Andre (Andre Keuck) and Cal (Calvin Robertson) are your generic high school students. They listen to music, talk about nothing and everything at the same time, have pimples and have out-of-touch parents who want nothing but the best for their boys. Andre and Cal make up the Army of Two and they’re planning an assault on their school.
For the most part, Zero Day plays out as though they were Andre and Cal’s home movies as they plot out their sinister plan. Shot on digital video, they talk directly to the camera and acknowledge those who are watching. It lends the film a raw documentary feel, but the filming strategy ultimately runs deeper and darker. You become a direct witness to more details than one really should know. For example, one scene goes step by step on how to make a good pipe bomb. Don’t forget the screws to make good shrapnel.
In showing the story through the first person, Coccio shows his characters’ souls. You see what they’re thinking, what they do and some of their motivations. Although Andre and Cal don’t ever say outright why they’re planning to kill, the hints are there. It’s nothing specific. Andre and Cal both just want to live and leave a footprint for the world to remember them by. Since they hate school and the majority of the people there, it becomes an opportunity. Through throw-away comments and subtle body language Andre and Cal are established as underachievers who will likely waddle through life in mediocrity. However, it’s human nature to want to elevate one’s self to something more, a pedestal to stand out.

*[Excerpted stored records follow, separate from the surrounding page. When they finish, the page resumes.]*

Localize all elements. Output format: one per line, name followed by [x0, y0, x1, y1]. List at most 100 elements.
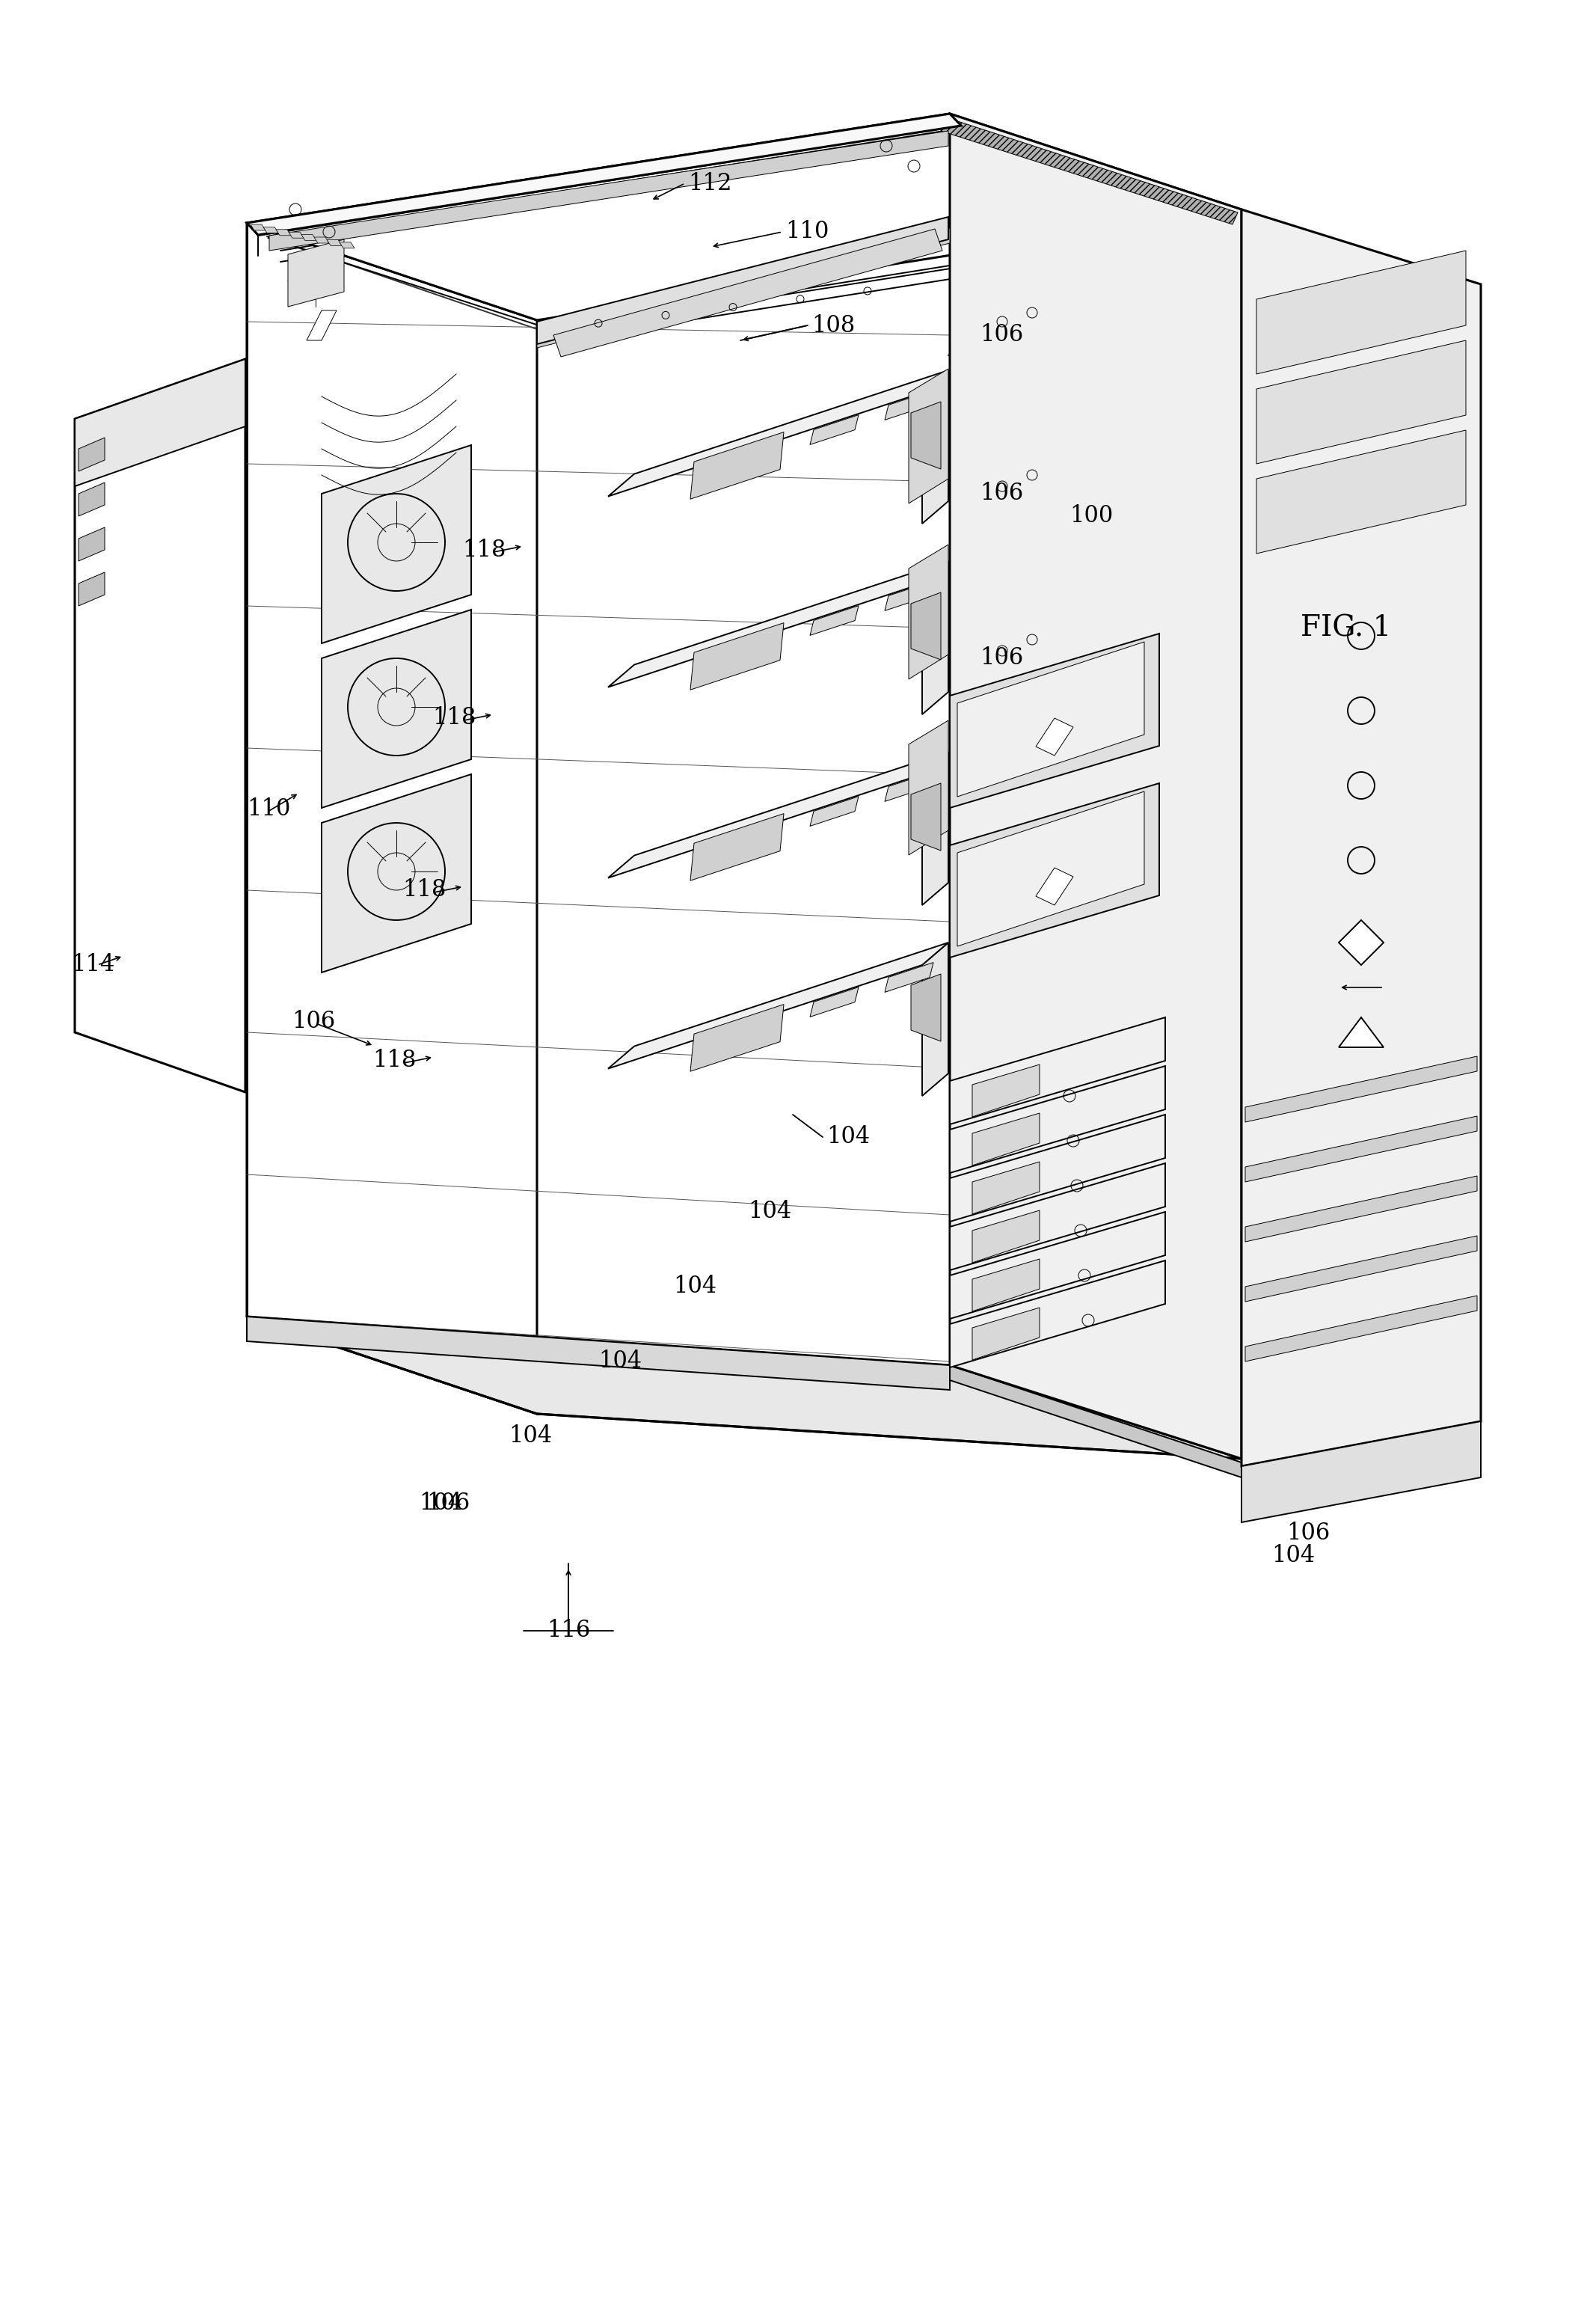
Text: 104: 104	[749, 1200, 792, 1223]
Polygon shape	[289, 232, 303, 239]
Polygon shape	[922, 753, 948, 906]
Text: 104: 104	[509, 1424, 552, 1448]
Text: 104: 104	[418, 1492, 463, 1515]
Text: 116: 116	[546, 1619, 591, 1642]
Polygon shape	[950, 1017, 1165, 1123]
Text: 108: 108	[811, 313, 855, 338]
Text: 110: 110	[247, 797, 290, 820]
Polygon shape	[809, 987, 859, 1017]
Polygon shape	[1245, 1056, 1476, 1121]
Text: FIG. 1: FIG. 1	[1301, 614, 1392, 642]
Polygon shape	[75, 359, 246, 486]
Polygon shape	[608, 753, 948, 878]
Polygon shape	[1245, 1177, 1476, 1241]
Polygon shape	[247, 222, 536, 1413]
Polygon shape	[608, 560, 948, 688]
Polygon shape	[608, 371, 948, 496]
Text: 104: 104	[827, 1126, 870, 1149]
Polygon shape	[908, 368, 948, 503]
Polygon shape	[950, 1114, 1165, 1221]
Polygon shape	[306, 310, 337, 340]
Polygon shape	[340, 243, 354, 248]
Polygon shape	[263, 227, 278, 234]
Polygon shape	[691, 623, 784, 690]
Polygon shape	[950, 783, 1159, 957]
Polygon shape	[314, 236, 329, 243]
Polygon shape	[809, 604, 859, 635]
Polygon shape	[536, 229, 950, 347]
Polygon shape	[908, 720, 948, 855]
Polygon shape	[922, 943, 948, 1095]
Polygon shape	[270, 132, 948, 250]
Polygon shape	[972, 1163, 1039, 1214]
Polygon shape	[972, 1211, 1039, 1262]
Polygon shape	[884, 581, 934, 611]
Polygon shape	[1339, 919, 1384, 966]
Polygon shape	[911, 975, 942, 1042]
Polygon shape	[950, 635, 1159, 808]
Polygon shape	[911, 593, 942, 660]
Polygon shape	[1242, 208, 1481, 1466]
Polygon shape	[251, 225, 265, 229]
Text: 104: 104	[674, 1276, 717, 1299]
Polygon shape	[78, 572, 105, 607]
Polygon shape	[972, 1260, 1039, 1311]
Polygon shape	[276, 229, 290, 236]
Polygon shape	[1242, 1422, 1481, 1522]
Polygon shape	[950, 1163, 1165, 1269]
Polygon shape	[1256, 250, 1465, 373]
Polygon shape	[327, 239, 342, 245]
Polygon shape	[691, 1005, 784, 1072]
Polygon shape	[911, 783, 942, 850]
Polygon shape	[247, 1315, 1242, 1459]
Polygon shape	[247, 113, 1242, 320]
Polygon shape	[608, 943, 948, 1068]
Polygon shape	[1256, 431, 1465, 554]
Polygon shape	[1036, 868, 1073, 906]
Polygon shape	[911, 401, 942, 470]
Text: 118: 118	[463, 537, 506, 560]
Text: 112: 112	[688, 171, 733, 195]
Text: 118: 118	[402, 878, 445, 901]
Polygon shape	[809, 797, 859, 827]
Polygon shape	[908, 544, 948, 679]
Polygon shape	[78, 528, 105, 560]
Polygon shape	[1036, 718, 1073, 755]
Polygon shape	[809, 415, 859, 445]
Polygon shape	[950, 1065, 1165, 1172]
Polygon shape	[884, 963, 934, 991]
Text: 100: 100	[1069, 505, 1112, 528]
Polygon shape	[321, 774, 471, 973]
Polygon shape	[247, 1315, 950, 1390]
Polygon shape	[950, 1211, 1165, 1318]
Polygon shape	[942, 113, 1242, 222]
Polygon shape	[972, 1065, 1039, 1116]
Polygon shape	[958, 642, 1144, 797]
Polygon shape	[75, 359, 246, 1093]
Text: 106: 106	[1286, 1522, 1329, 1545]
Text: 106: 106	[426, 1492, 469, 1515]
Text: 110: 110	[785, 220, 828, 243]
Text: 106: 106	[292, 1010, 335, 1033]
Polygon shape	[536, 218, 948, 345]
Polygon shape	[1245, 1237, 1476, 1302]
Polygon shape	[287, 239, 345, 306]
Polygon shape	[691, 813, 784, 880]
Text: 106: 106	[980, 482, 1023, 505]
Polygon shape	[884, 771, 934, 801]
Polygon shape	[950, 1364, 1242, 1478]
Polygon shape	[958, 792, 1144, 947]
Polygon shape	[1245, 1116, 1476, 1181]
Polygon shape	[922, 560, 948, 713]
Polygon shape	[1245, 1295, 1476, 1362]
Polygon shape	[972, 1114, 1039, 1165]
Polygon shape	[950, 1260, 1165, 1366]
Text: 104: 104	[1272, 1545, 1315, 1568]
Polygon shape	[950, 113, 1242, 1459]
Polygon shape	[321, 609, 471, 808]
Polygon shape	[554, 229, 942, 357]
Polygon shape	[302, 234, 316, 241]
Polygon shape	[1339, 1017, 1384, 1047]
Polygon shape	[247, 113, 961, 236]
Polygon shape	[972, 1309, 1039, 1359]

Although the majority of the film is shown through the eyes of Andre and Cal, there are a couple that stray from the strategy. These happen to be the scenes that I think are by far the weakest and because they both happen towards the end of the film, they drag down the overall impact. The first follows Cal on his prom night. Gathering with other friends while Andre slaves away at his entry-level job, the scene is shown from a camera that isn’t Cal’s. While the scene does go to show a more “normal” side of the soon-to-be madman, it doesn’t do much that an earlier, more intimate, scene between Cal and his girlfriend. The second scene that wrecks the full on documentary feel comes at the climax of the film where Zero Day arrives. This collection relies on security camera footage with mass chaos, ample screaming and lots of gunshots. It is really quite anticlimactic as we all know what is going to happen. Not to mention the fact that the screaming extras were all far from convincing. I think the entire film would have been stronger had it ended with Cal and Andre entering the school, weapons in tow. Because you know what is going to happen, I think it best to leave it to the imagination. The final shot before the two boys enter the school was a strong one with their camera mounted on the dashboard, history about to take place.
Like Elephant, Zero Day offers little in the way of solutions. It concedes there aren’t any easy answers. Human impulse often dictates our actions and as such, the most we can really do is confront the problem and take steps to ensure it doesn’t happen. But more school violence will come. It’s a sad inevitability. Save for a couple of missteps, Zero Day is a deeply raw and haunting fictional recount of an event that is becoming all too common.